D. Disorganization of motor function as described in 11.04B.

Again, the goal is to make Williams Syndrome equivalent to cerebral palsy using this Listing.   In my particular case, I plan to use IQ testing to show the IQ.  I will have a psychologist address her behavioral patterns.  People with Williams Syndrome have difficulty with fine motor functions and I plan to show this through Declarations and medical records.

Although not applicable in my case, you should also review the cardiac listings as many people with Williams Syndrome have cardiac difficulties.

I think it is possible to win a case for someone who has Williams Syndrome.  It requires more explanation perhaps because individuals with it are communicative and social.  A Social Security adjudicator may not understand what the problem is.  If you have a similar case, I would recommend obtaining a psychological evaluation, IQ testing, school records and Declarations from family members and employers.  Do not rely on Social Security’s psychological exam; obtain your own.   And, do not assume that simply being diagnosed with Williams Syndrome will be sufficient.  Do the extra work and I believe you will prevail.
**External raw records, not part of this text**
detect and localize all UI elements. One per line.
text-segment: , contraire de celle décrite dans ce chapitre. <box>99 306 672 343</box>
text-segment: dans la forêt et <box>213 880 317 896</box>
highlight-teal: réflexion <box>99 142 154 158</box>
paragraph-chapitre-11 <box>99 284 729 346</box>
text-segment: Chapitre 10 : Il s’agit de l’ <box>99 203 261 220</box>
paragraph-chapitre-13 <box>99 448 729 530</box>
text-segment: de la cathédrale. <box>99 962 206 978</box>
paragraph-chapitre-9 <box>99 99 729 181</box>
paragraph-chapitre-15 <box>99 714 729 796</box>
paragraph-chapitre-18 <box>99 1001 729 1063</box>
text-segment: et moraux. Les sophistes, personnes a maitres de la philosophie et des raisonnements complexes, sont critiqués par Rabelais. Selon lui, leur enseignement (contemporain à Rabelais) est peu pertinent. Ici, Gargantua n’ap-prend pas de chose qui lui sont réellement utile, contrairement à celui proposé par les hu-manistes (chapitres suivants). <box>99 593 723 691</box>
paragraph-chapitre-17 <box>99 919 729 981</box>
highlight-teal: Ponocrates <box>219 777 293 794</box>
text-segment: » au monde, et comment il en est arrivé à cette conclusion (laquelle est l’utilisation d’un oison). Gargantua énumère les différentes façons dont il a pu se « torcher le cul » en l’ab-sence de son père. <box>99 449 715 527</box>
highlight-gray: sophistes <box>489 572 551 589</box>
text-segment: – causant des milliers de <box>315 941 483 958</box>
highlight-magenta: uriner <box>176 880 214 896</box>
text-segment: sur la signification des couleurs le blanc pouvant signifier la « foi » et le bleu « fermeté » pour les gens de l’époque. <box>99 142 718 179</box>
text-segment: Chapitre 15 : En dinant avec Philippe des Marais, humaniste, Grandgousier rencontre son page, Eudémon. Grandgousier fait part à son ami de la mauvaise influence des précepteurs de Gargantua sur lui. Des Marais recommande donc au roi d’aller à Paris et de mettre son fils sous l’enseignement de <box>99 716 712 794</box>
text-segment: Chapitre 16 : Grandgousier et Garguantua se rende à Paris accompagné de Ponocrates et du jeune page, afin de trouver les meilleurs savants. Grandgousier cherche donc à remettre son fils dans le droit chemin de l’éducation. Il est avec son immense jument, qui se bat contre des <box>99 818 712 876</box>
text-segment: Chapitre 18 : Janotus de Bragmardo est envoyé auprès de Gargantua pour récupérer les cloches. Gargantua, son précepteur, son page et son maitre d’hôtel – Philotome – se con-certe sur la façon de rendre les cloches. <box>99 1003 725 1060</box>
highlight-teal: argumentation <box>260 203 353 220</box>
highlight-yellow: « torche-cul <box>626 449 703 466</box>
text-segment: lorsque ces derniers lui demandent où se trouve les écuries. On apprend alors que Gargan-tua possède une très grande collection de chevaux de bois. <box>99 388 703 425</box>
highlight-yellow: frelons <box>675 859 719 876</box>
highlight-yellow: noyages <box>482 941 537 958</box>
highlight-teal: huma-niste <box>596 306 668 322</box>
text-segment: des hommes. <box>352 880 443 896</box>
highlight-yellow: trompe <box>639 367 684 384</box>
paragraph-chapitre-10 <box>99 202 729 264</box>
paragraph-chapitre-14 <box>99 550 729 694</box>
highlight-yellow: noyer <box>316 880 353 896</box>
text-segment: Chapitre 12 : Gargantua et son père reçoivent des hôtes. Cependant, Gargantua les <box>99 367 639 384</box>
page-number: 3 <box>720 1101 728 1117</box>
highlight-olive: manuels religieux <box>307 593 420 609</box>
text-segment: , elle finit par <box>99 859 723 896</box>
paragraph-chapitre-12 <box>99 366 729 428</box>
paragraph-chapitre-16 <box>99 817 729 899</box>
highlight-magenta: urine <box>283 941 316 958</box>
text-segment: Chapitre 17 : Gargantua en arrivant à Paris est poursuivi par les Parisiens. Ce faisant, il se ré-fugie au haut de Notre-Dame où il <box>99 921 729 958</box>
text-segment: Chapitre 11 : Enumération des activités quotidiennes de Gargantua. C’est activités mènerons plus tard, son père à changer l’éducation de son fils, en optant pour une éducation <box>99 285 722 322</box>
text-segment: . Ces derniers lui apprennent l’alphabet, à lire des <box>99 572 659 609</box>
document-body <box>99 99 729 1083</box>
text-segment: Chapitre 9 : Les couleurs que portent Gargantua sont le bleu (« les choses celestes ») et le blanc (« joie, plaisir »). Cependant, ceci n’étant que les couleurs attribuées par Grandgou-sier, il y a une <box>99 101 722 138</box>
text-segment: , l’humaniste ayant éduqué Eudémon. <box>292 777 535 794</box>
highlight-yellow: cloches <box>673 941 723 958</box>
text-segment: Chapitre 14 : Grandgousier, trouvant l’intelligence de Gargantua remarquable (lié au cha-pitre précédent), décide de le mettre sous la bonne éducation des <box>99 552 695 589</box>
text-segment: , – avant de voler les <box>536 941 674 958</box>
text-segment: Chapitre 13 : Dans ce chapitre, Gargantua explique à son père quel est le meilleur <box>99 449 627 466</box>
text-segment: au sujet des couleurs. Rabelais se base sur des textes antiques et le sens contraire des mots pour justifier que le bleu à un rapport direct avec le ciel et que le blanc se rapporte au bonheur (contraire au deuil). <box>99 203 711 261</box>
Argue and present evidence at your hearing that you meet or equal a listing

In a recent decision issued by the 9th Circuit Court of Appeals, the Court indicated that a claimant must raise the issue that he or she equals the listings, at the time of a hearing in front of an Administrative Law Judge (“ALJ”) otherwise the Court will conclude that the ALJ’s failure to discuss this in a decision is not an error.
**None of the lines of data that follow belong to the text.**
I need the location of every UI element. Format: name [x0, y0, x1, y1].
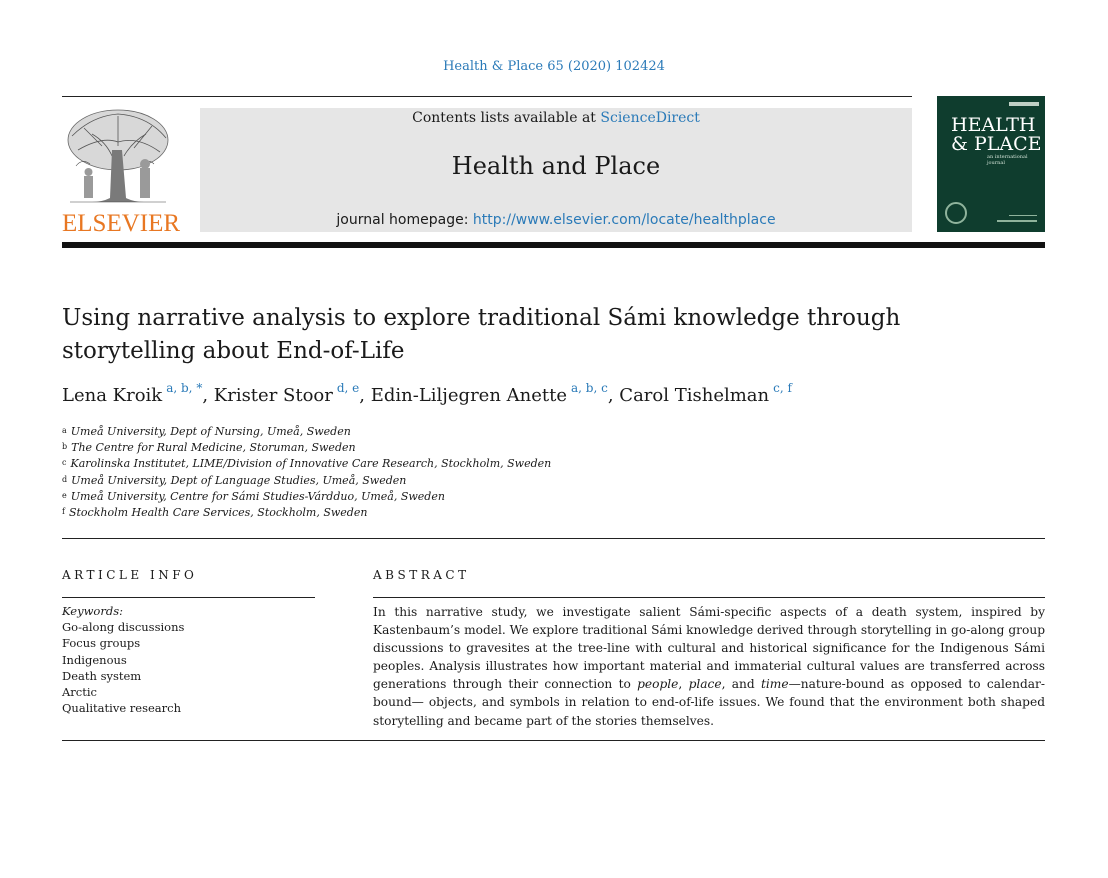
keyword-item[interactable]: Focus groups — [62, 636, 141, 651]
author-affil-marks[interactable]: d, e — [336, 381, 360, 395]
keyword-item[interactable]: Go-along discussions — [62, 620, 185, 635]
author-separator: , — [607, 385, 620, 406]
keywords-list — [62, 603, 184, 716]
abstract-part: , and — [721, 677, 761, 692]
elsevier-logo — [62, 106, 181, 237]
affiliation-text: The Centre for Rural Medicine, Storuman, Sweden — [71, 441, 356, 455]
affiliation-text: Stockholm Health Care Services, Stockholm, Sweden — [68, 506, 368, 520]
elsevier-wordmark: ELSEVIER — [62, 210, 181, 237]
keyword-item[interactable]: Qualitative research — [62, 701, 181, 716]
abstract-rule — [373, 597, 1045, 598]
affiliation-list — [62, 424, 551, 521]
homepage-prefix: journal homepage: — [336, 212, 469, 228]
article-info-heading: ARTICLE INFO — [62, 568, 198, 582]
author-affil-marks[interactable]: a, b, * — [166, 381, 203, 395]
homepage-link[interactable]: http://www.elsevier.com/locate/healthplace — [472, 212, 776, 228]
journal-name: Health and Place — [451, 152, 661, 180]
author-separator: , — [202, 385, 214, 406]
cover-title — [951, 116, 1041, 154]
abstract-heading: ABSTRACT — [373, 568, 470, 582]
author-name[interactable]: Lena Kroik — [62, 385, 163, 406]
abstract-text — [373, 603, 1045, 730]
affiliation-item — [62, 440, 551, 456]
affiliation-text: Umeå University, Dept of Language Studies, Umeå, Sweden — [71, 473, 407, 487]
keyword-item[interactable]: Arctic — [62, 685, 97, 700]
author-separator: , — [359, 385, 371, 406]
affiliation-text: Karolinska Institutet, LIME/Division of Innovative Care Research, Stockholm, Sweden — [70, 457, 552, 471]
header-bottom-rule — [62, 242, 1045, 248]
cover-line-decoration — [997, 220, 1037, 222]
contents-line — [200, 110, 912, 126]
keywords-label: Keywords: — [62, 604, 123, 618]
keyword-item[interactable]: Death system — [62, 668, 142, 683]
author-name[interactable]: Edin-Liljegren Anette — [370, 385, 568, 406]
tree-icon — [62, 106, 174, 206]
affiliation-item — [62, 424, 551, 440]
section-rule — [62, 538, 1045, 539]
journal-banner — [200, 108, 912, 232]
affiliation-mark: c — [62, 458, 67, 468]
author-affil-marks[interactable]: a, b, c — [571, 381, 608, 395]
affiliation-item — [62, 456, 551, 472]
journal-cover[interactable] — [937, 96, 1045, 232]
abstract-bottom-rule — [62, 740, 1045, 741]
affiliation-mark: a — [62, 426, 67, 435]
abstract-part: —nature-bound as opposed to calendar-bound— objects, and symbols in relation to end-of-life issues. We found that the environment both shaped storytelling and became part of the stories themselves. — [373, 677, 1045, 728]
affiliation-mark: f — [62, 507, 65, 517]
author-list — [62, 381, 792, 406]
sciencedirect-link[interactable]: ScienceDirect — [600, 110, 700, 126]
affiliation-text: Umeå University, Centre for Sámi Studies-Várdduo, Umeå, Sweden — [70, 489, 445, 503]
homepage-line — [200, 212, 912, 228]
abstract-emphasis: place — [688, 677, 722, 692]
article-info-rule — [62, 597, 315, 598]
affiliation-item — [62, 505, 551, 521]
contents-prefix: Contents lists available at — [412, 110, 596, 126]
cover-title-line1: HEALTH — [951, 114, 1036, 136]
keyword-item[interactable]: Indigenous — [62, 652, 127, 667]
author-name[interactable]: Carol Tishelman — [619, 385, 770, 406]
affiliation-item — [62, 473, 551, 489]
author-name[interactable]: Krister Stoor — [213, 385, 333, 406]
cover-tag — [1009, 102, 1039, 106]
abstract-emphasis: people — [637, 677, 679, 692]
abstract-part: In this narrative study, we investigate salient Sámi-specific aspects of a death system, inspired by Kastenbaum’s model. We explore traditional Sámi knowledge derived through storytelling in go-along group discussions to gravesites at the tree-line with cultural and historical significance for the Indigenous Sámi peoples. Analysis illustrates how important material and immaterial cultural values are transferred across generations through their connection to — [373, 605, 1045, 692]
affiliation-mark: b — [62, 442, 68, 452]
author-affil-marks[interactable]: c, f — [773, 381, 792, 395]
cover-subtitle: an international journal — [987, 154, 1028, 166]
affiliation-mark: d — [62, 474, 68, 484]
journal-citation[interactable]: Health & Place 65 (2020) 102424 — [443, 59, 665, 74]
cover-title-line2: & PLACE — [951, 133, 1042, 155]
abstract-emphasis: time — [761, 677, 789, 692]
article-title: Using narrative analysis to explore traditional Sámi knowledge through storytelling about End-of-Life — [62, 305, 901, 364]
affiliation-item — [62, 489, 551, 505]
affiliation-mark: e — [62, 490, 67, 500]
affiliation-text: Umeå University, Dept of Nursing, Umeå, Sweden — [70, 425, 351, 438]
cover-line-decoration — [1009, 215, 1037, 216]
header-top-rule — [62, 96, 912, 97]
cover-badge-icon — [945, 202, 967, 224]
abstract-part: , — [678, 677, 689, 692]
In Kennedy v. Colvin, 738 F.3d 1172 (9th Cir. 2013), the claimant had sickle cell anemia and borderline mental retardation as well as other impairments.  A psychologist who examined the claimant found that the claimant had a verbal score IQ score of 71, a performance IQ score of 78 and a full-scale of 72.
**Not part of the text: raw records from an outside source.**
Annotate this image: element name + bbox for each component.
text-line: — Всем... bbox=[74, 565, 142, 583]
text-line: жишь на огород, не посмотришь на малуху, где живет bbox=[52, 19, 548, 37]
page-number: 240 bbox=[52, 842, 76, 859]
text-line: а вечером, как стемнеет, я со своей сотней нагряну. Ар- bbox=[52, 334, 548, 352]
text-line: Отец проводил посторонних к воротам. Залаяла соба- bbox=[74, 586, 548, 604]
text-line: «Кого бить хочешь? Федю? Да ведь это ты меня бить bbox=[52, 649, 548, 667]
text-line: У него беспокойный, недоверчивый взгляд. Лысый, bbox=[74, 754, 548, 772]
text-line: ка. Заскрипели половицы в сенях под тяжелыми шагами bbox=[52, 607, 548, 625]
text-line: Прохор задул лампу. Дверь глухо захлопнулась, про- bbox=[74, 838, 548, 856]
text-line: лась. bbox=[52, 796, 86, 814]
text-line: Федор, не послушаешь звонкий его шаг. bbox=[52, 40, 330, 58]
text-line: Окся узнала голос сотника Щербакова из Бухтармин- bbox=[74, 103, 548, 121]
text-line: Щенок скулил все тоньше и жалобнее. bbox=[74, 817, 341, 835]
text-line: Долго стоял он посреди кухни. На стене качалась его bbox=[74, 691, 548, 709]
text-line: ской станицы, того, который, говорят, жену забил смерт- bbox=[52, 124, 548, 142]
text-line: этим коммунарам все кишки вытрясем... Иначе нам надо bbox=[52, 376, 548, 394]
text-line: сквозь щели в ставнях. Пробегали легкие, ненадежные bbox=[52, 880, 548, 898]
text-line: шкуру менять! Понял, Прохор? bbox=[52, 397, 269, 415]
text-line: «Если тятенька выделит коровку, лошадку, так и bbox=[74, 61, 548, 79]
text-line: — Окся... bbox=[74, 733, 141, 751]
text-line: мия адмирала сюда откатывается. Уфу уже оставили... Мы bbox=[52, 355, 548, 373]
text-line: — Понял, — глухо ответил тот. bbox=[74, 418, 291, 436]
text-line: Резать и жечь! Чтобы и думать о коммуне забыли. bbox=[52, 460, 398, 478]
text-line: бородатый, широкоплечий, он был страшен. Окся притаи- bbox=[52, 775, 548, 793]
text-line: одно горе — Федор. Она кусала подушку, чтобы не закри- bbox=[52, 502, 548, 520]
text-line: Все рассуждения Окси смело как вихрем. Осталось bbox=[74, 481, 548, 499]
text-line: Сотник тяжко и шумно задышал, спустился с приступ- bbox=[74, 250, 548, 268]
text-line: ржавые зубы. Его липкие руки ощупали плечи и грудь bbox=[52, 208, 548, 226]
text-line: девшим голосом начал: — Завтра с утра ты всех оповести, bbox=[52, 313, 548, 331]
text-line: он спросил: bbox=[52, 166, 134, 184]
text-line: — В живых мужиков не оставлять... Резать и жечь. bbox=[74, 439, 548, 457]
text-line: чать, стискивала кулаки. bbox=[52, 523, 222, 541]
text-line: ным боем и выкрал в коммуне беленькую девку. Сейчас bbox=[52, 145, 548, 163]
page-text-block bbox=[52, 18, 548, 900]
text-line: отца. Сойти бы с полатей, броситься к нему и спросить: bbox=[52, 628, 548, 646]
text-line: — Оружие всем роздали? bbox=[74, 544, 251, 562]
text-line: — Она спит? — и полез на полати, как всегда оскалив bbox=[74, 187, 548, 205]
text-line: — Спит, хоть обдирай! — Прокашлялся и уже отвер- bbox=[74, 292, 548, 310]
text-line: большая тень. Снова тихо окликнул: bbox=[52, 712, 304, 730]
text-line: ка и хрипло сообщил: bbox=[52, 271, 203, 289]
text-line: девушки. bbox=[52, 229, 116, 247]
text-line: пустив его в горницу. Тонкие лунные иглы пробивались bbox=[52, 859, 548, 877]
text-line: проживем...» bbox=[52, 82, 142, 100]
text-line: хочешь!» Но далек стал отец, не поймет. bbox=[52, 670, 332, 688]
One may be found disabled if he or she meets or equals any one of “The Listings.”  The listings are impairments which Social Security has already determined to be disabling.  If one can show that he or she meets or equals a listed impairment, he or she may be considered disabled.  There is a listing for “intellectual disability,” known as listing 12.05.  One can meet this listing with a valid verbal, performance or full IQ of 60 through 70 and meet other requirements.  The claimant in Colvin argued on appeal that although his IQ score was one point above the level required in Listing 12.05, he equaled the listing because his physical impairments were so severe that they compensated for the one point difference between his IQ score and the score required under the listing.

The Court did not find in Kennedy’s favor but this is not the part that interested me in this case.  What interested me is that the Court penalized him for not arguing that he equaled the listing when he was at his hearing in front of the ALJ, although he argued it on appeal.  Citing to another case, Burch v. Barnhart, 400 F.3d 676, 683 (9th Cir. 2005), the Court found that the an ALJ is “not required to discuss the combined effects of a claimant’s impairments or compare them to any listing in an equivalence determination, unless the claimant presents evidence in an effort to establish equivalence.”  Here the claimant “never presented evidence or advanced an argument for equivalency.”  (Kennedy  at 1178.)  The 9th Circuit never indicated whether or not Mr. Kennedy was represented at his hearing.  I find it somewhat shocking and possibly a due process violation if a claimant is unrepresented. I cannot believe a court would find that a claimant is required to know what the listings are and then present and argue that he or she equals a listing at the hearing if unrepresented.

To be fair, the Court’s decision on this point is limited to cases in which a claimant is trying to show that he or she “equals a listing.”  Presumably if a claimant meets the listing, the ALJ is required to discuss the reasons in the decision why he or she does or does not.

What I take away from this case is that it is important in every case to always present evidence and argue that you either meet or equal a listing.   Otherwise if you fail to do so,  you may be precluded from establishing an equivalency argument on appeal.